Mohamed Kerrou : « La révolution tunisienne n’est pas terminée »

Un an après la révolution qui a conduit à la chute de Ben Ali, la Tunisie est toujours dans la tourmente. Économie exsangue, justice délabrée, liberté d’expression menacée… Autant de sujets de préoccupation pour les Tunisiens. Décryptage avec Mohamed Kerrou, enseignant à la faculté de droit et de sciences politiques de Tunis.

Un manifestant tunisien, en janvier 2011. © AFP

Un manifestant tunisien, en janvier 2011. © AFP

Publié le 13 janvier 2012 Lecture : 6 minutes.

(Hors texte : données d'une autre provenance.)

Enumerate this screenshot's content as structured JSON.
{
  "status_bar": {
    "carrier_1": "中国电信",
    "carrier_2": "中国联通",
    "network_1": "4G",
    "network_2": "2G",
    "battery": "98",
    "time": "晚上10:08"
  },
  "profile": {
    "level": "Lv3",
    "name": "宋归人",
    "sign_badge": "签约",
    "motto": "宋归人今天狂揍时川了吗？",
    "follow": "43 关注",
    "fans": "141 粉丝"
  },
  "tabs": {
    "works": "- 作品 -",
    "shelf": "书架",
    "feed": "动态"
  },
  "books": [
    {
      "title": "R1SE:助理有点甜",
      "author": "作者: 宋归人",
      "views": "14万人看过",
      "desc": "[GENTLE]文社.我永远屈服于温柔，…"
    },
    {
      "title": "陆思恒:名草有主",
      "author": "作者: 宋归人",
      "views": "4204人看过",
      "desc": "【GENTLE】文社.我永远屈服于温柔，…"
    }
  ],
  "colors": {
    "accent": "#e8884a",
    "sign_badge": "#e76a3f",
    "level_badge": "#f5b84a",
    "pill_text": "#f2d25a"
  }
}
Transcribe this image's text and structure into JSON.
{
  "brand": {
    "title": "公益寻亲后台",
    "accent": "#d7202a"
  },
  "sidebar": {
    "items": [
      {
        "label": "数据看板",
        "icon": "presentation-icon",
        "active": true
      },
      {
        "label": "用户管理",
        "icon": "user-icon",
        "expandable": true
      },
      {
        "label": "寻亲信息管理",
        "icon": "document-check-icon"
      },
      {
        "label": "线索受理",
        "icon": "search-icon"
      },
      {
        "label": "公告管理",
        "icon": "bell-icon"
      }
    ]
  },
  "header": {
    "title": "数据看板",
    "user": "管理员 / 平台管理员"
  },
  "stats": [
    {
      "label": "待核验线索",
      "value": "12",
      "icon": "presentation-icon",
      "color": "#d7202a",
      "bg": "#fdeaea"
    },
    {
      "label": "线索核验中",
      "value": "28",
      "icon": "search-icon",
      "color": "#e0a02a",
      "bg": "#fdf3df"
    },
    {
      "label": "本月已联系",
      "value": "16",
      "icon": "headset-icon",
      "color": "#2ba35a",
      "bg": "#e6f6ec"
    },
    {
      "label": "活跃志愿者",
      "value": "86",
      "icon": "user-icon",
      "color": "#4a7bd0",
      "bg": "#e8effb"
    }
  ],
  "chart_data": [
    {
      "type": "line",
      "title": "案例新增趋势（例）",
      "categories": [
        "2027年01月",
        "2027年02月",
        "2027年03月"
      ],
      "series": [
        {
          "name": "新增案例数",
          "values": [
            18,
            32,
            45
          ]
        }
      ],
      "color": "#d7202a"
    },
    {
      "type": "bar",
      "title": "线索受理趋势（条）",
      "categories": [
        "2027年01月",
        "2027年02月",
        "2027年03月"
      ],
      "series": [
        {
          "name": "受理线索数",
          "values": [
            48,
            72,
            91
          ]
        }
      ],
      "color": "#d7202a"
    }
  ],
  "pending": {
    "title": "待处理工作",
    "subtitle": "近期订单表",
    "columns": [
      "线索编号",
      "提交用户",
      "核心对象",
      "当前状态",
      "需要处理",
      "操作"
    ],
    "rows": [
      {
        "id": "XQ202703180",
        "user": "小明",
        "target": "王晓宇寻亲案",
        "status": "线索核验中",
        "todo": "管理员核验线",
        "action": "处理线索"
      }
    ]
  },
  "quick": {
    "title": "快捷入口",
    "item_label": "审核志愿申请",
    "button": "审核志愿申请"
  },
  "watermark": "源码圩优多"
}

Un an déjà… Le 14 janvier 2011, après 23 ans de dictature, Zine el-Abidine Ben Ali était chassé du pouvoir à l’issue d’une contestation populaire inédite. Première révolution du « Printemps arabe », c’est aussi celle qu’on juge souvent la plus aboutie. Pourtant, la situation économique alarmante et les tentatives de contrôle de l’État par le parti islamiste Ennahdha sont loin d’être rassurantes. Moins d’un mois après la formation du gouvernement, la grogne se fait de plus en plus forte. Décryptage avec Mohamed Kerrou, enseignant à la faculté de droit et des sciences politiques de Tunis.

Jeune Afrique : Quel bilan peut-on faire de la révolution tunisienne, un an après ?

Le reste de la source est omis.